Elastic local buckling of double-skinned UHPC composite plates considering interfacial shear slip

Abstract

This study explores the elastic local buckling behavior of double-skinned ultra-high-performance concrete (DS-UHPC) composite plates, focusing on the effects of interfacial shear slip. A theoretical model, based on the first-order shear deformation theory for sandwich plates, was developed to predict the elastic local buckling behavior of these composite plates. An analytical solution for the elastic buckling coefficient under uniform compression with a simply supported boundary condition was derived. The results reveal that interfacial shear stiffness and the proportion of cross-sectional steel content significantly affect the elastic buckling coefficient.
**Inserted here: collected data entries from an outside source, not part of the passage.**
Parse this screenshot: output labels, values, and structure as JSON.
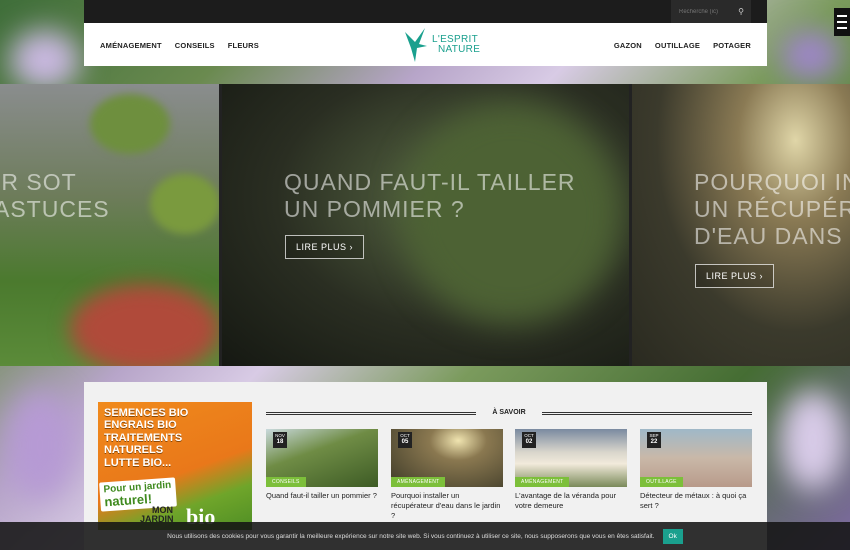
{
  "topbar": {
    "search_placeholder": "Recherche (ic)"
  },
  "nav": {
    "left": [
      "AMÉNAGEMENT",
      "CONSEILS",
      "FLEURS"
    ],
    "right": [
      "GAZON",
      "OUTILLAGE",
      "POTAGER"
    ]
  },
  "logo": {
    "line1": "L'ESPRIT",
    "line2": "NATURE"
  },
  "slides": [
    {
      "title_line1": "IR SOT",
      "title_line2": "ASTUCES",
      "title_line3": ""
    },
    {
      "title_line1": "QUAND FAUT-IL TAILLER",
      "title_line2": "UN POMMIER ?",
      "read_more": "LIRE PLUS"
    },
    {
      "title_line1": "POURQUOI IN",
      "title_line2": "UN RÉCUPÉR",
      "title_line3": "D'EAU DANS L",
      "read_more": "LIRE PLUS"
    }
  ],
  "ad": {
    "lines": [
      "SEMENCES BIO",
      "ENGRAIS BIO",
      "TRAITEMENTS",
      "NATURELS",
      "LUTTE BIO..."
    ],
    "badge_line1": "Pour un jardin",
    "badge_line2": "naturel!",
    "brand_line1": "MON",
    "brand_line2": "JARDIN",
    "brand_bio": "bio"
  },
  "section_title": "À SAVOIR",
  "cards": [
    {
      "month": "NOV",
      "day": "18",
      "category": "CONSEILS",
      "title": "Quand faut-il tailler un pommier ?"
    },
    {
      "month": "OCT",
      "day": "05",
      "category": "AMÉNAGEMENT",
      "title": "Pourquoi installer un récupérateur d'eau dans le jardin ?"
    },
    {
      "month": "OCT",
      "day": "02",
      "category": "AMÉNAGEMENT",
      "title": "L'avantage de la véranda pour votre demeure"
    },
    {
      "month": "SEP",
      "day": "22",
      "category": "OUTILLAGE",
      "title": "Détecteur de métaux : à quoi ça sert ?"
    }
  ],
  "cookie": {
    "message": "Nous utilisons des cookies pour vous garantir la meilleure expérience sur notre site web. Si vous continuez à utiliser ce site, nous supposerons que vous en êtes satisfait.",
    "ok_label": "Ok"
  },
  "colors": {
    "accent": "#1aa08e",
    "category": "#7cbf3a"
  }
}
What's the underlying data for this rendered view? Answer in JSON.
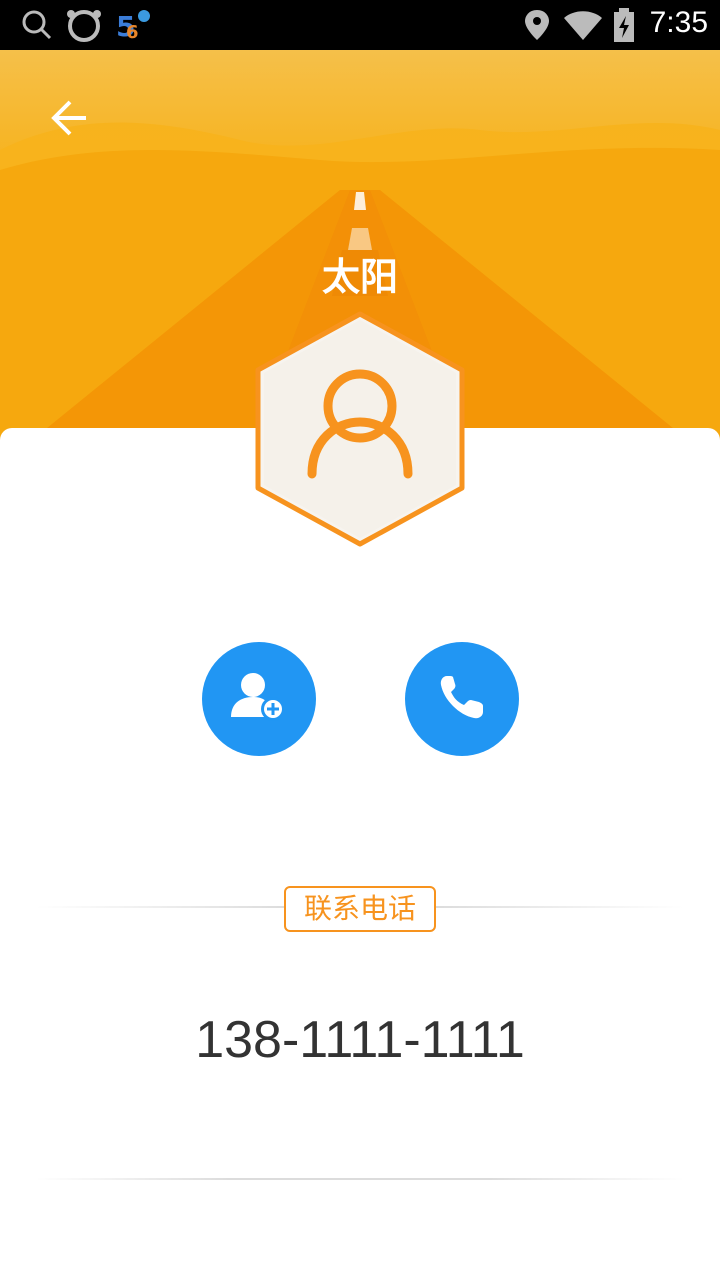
{
  "status_bar": {
    "time": "7:35",
    "left_icons": [
      "search-icon",
      "cat-face-icon",
      "app-badge-icon"
    ],
    "right_icons": [
      "location-icon",
      "wifi-icon",
      "battery-charging-icon"
    ]
  },
  "header": {
    "contact_name": "太阳",
    "back_icon": "arrow-left-icon"
  },
  "actions": {
    "add_contact_icon": "add-contact-icon",
    "call_icon": "phone-icon"
  },
  "details": {
    "section_label": "联系电话",
    "phone_number": "138-1111-1111"
  },
  "colors": {
    "header_yellow": "#f7b21c",
    "header_orange": "#f59b06",
    "accent_orange": "#f7931e",
    "action_blue": "#2196f3",
    "text_dark": "#333333"
  }
}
Specifically, lower interfacial shear stiffness and higher steel content proportion result in a decreased buckling coefficient, while increasing interfacial shear stiffness reduces the sensitivity of the buckling coefficient to variations in steel content proportion. Finite element models were established and validated against previous studies on the buckling performance of single-layer steel-concrete composite plates and classical solutions of buckling coefficients without interfacial shear slip. Semi-analytical solutions for the elastic buckling coefficient under various boundary conditions were also developed through a comprehensive set of finite element results. Building on these findings, a design procedure for DS-UHPC composite plates is proposed, emphasizing the optimization of interfacial connectors to minimize shear slip effects on local buckling. This procedure ensures the prevention of local buckling in both the external steel plates and the entire composite plate, thereby enhancing structural stability.